Em sua maioria, falavam pouco, tinham mínima escolaridade - tanto o profissional, quanto o fotografado. O “cliente” sentado no pequeno tamborete que lhe foi cedido, não deixava de sentir-se previamente ampliado. E quando “via a sua pessoa” na foto, ainda meio embaçada, na malha da água, sentia a realização do seu pequeno sonho, tal qual um “pequeno nada” como diria Carlos Lacerda no seu “A Casa do Meu Avô”, aludindo aos momentos quando em tudo havia encanto, através de um mágico contentamento instantâneo.
Foi a mais interessante, a mais feliz revelação fotográfica que já tive oportunidade de persuadir. Vai longe o tempo!... Era na Praça Aristides Lobo (nome dado em homenagem ao ilustre jurista, político e jornalista paraibano/republicano, um abolicionista de excelência), ou na Praça 1817, cujo nome resgata a revolução de 1817, quando na Paraíba, repercutia o movimento que se iniciou no Estado vizinho de Pernambuco.

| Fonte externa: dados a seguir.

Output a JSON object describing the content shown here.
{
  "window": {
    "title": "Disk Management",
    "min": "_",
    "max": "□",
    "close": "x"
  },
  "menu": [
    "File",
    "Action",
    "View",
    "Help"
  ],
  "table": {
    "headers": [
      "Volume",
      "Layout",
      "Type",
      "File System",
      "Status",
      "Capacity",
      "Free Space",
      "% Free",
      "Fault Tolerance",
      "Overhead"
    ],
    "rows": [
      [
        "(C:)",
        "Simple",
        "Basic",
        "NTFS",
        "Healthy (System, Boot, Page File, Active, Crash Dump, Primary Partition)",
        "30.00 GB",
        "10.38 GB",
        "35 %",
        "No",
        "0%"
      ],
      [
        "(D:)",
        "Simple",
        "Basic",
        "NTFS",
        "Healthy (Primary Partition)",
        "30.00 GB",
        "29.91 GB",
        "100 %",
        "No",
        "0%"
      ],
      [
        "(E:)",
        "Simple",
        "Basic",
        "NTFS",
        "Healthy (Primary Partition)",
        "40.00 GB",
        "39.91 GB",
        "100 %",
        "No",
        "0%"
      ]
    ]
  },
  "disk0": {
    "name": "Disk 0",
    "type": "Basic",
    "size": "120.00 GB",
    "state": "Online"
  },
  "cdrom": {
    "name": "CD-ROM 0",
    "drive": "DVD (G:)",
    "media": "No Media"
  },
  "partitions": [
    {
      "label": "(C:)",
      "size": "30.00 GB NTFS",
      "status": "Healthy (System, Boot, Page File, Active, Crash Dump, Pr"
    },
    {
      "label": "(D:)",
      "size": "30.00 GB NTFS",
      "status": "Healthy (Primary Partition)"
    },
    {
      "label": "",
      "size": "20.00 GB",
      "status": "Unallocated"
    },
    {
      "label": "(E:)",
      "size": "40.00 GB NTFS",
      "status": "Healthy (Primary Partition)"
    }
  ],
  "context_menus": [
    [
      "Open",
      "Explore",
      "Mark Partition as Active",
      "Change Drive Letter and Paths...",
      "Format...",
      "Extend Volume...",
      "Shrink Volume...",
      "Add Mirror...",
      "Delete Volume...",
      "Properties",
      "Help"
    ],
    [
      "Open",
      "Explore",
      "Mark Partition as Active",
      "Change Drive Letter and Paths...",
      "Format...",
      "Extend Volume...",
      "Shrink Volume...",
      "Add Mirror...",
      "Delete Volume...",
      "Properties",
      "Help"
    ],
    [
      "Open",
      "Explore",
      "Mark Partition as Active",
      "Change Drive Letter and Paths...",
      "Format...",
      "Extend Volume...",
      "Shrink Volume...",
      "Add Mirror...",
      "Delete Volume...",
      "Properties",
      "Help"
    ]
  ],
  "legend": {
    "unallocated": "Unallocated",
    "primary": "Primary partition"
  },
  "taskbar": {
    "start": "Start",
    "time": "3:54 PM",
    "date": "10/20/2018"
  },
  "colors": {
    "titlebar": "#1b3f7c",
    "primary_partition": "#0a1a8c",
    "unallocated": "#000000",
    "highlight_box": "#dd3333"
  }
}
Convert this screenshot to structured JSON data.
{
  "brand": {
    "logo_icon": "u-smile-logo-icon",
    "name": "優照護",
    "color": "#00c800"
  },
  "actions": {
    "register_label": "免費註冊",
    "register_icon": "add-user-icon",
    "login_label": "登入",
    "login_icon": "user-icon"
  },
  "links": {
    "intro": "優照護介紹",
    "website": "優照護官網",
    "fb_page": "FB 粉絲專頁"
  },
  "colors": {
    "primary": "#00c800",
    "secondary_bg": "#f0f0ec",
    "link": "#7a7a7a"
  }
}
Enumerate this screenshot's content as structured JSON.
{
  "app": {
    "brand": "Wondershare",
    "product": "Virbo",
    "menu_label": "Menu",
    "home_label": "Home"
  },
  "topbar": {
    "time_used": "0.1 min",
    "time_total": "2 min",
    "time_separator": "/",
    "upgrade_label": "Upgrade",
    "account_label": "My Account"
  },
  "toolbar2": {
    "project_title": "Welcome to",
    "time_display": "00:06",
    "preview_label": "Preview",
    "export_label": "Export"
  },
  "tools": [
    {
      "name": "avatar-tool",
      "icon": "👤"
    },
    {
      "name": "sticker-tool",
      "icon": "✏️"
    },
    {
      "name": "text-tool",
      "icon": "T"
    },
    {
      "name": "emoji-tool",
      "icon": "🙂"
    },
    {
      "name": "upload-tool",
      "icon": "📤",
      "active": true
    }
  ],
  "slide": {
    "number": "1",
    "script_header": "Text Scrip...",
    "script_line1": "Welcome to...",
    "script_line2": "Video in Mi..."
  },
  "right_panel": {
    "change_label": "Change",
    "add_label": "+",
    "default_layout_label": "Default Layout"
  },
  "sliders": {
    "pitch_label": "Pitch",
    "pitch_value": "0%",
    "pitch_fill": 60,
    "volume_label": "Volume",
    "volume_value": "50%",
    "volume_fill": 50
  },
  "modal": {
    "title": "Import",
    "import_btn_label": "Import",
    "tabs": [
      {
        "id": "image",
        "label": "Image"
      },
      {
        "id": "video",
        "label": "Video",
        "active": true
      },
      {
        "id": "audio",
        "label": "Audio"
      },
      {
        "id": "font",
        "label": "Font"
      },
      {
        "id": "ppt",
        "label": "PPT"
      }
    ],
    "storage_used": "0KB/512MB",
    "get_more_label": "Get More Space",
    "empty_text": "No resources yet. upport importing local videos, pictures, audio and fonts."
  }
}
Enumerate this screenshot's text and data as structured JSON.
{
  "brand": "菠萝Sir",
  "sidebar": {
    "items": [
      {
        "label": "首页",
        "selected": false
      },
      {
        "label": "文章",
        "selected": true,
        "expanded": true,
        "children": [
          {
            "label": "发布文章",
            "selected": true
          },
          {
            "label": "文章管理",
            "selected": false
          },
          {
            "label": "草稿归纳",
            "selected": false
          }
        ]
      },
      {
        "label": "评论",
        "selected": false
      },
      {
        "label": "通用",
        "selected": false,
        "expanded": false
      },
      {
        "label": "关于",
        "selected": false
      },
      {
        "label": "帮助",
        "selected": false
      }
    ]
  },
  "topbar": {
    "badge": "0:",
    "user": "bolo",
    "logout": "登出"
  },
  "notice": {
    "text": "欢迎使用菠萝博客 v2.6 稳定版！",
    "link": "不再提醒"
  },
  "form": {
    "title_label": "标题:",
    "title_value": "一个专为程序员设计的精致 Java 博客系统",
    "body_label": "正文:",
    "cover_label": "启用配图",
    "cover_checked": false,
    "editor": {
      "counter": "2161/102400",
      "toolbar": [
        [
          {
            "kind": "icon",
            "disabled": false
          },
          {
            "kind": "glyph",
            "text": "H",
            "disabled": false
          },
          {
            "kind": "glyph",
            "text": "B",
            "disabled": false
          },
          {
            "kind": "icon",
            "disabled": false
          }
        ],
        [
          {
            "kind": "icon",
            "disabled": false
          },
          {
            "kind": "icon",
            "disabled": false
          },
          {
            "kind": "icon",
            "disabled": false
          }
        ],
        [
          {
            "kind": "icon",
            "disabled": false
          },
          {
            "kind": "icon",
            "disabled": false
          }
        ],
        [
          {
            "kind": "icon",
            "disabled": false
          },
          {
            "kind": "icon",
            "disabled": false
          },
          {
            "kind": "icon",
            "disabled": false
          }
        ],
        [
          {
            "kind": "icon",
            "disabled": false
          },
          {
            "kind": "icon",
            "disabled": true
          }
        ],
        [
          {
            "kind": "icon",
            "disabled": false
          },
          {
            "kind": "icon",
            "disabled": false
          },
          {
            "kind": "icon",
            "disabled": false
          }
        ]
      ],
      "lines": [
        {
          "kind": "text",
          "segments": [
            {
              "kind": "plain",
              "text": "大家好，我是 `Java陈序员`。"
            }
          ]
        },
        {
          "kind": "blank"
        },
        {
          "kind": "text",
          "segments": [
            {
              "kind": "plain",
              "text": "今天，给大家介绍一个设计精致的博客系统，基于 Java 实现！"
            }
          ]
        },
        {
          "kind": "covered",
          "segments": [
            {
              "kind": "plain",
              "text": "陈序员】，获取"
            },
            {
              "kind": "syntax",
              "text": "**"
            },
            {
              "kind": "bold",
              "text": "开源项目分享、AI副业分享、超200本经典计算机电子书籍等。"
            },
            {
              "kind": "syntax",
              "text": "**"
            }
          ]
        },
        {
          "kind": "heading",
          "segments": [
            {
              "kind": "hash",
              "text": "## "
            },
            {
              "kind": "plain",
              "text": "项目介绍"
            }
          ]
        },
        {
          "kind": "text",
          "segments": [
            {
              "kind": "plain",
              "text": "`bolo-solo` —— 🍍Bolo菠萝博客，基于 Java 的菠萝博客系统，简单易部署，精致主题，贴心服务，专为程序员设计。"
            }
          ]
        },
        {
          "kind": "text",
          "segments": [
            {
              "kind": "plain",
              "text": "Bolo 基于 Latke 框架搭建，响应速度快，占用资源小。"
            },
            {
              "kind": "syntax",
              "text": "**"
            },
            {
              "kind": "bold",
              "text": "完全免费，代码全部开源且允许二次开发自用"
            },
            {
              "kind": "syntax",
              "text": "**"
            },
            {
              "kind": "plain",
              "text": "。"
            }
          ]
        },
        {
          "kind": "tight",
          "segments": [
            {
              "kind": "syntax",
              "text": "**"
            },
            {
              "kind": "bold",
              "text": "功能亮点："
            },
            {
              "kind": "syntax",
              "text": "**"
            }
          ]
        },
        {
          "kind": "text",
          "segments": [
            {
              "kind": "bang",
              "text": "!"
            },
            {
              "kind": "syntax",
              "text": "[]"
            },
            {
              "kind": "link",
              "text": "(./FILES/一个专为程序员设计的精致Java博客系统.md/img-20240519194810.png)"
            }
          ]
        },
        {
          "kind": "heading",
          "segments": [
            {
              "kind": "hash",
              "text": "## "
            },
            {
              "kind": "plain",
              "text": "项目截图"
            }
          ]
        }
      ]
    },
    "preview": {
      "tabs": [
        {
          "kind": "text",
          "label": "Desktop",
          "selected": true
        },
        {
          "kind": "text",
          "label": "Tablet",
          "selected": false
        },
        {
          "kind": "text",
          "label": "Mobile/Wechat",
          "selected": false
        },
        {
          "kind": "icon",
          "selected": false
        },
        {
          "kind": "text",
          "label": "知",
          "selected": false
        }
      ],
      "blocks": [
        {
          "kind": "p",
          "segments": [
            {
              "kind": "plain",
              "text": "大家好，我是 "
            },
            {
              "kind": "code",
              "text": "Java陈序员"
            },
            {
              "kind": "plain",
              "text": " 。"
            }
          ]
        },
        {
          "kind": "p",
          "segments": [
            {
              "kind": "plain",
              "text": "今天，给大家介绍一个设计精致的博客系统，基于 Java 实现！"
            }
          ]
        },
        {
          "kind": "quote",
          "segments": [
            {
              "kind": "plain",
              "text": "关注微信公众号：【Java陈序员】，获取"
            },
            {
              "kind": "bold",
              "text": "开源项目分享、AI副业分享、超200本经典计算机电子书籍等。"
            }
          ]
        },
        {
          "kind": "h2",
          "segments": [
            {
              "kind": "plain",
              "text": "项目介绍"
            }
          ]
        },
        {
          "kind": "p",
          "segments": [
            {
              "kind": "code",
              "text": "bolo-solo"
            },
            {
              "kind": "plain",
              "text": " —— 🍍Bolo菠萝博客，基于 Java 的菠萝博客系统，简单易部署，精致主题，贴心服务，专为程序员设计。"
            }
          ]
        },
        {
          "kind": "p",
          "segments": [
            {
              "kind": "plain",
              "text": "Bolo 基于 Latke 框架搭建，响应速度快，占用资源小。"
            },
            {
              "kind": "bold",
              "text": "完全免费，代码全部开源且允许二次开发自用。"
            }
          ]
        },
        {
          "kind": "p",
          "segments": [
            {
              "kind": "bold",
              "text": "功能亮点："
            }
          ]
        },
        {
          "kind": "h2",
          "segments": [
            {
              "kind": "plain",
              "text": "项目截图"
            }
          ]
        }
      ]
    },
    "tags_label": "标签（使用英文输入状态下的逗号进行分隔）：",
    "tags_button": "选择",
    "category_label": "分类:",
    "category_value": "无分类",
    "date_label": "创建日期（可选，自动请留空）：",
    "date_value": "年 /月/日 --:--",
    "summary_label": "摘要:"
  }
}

Mas o vazio de hoje, esse vazio das ruas vetustas da cidade sem o "Foto Ventania", leva-nos a retocar a vida, sem mais poder emoldurar as antigas paisagens, essas que só esse cenário distante, guarda fotograficamente nos cliques da lembrança.
Esses fotógrafos, involuntariamente, também prenunciaram os nossos futuros, naquela época. E por incrível que pareça, ajudaram um pouco a amarelar os nossos sonhos. Os assíduos costumes foram se desbotando, as fisionomias desaparecendo como que levadas – len ta men te - pela própria ventania do tempo.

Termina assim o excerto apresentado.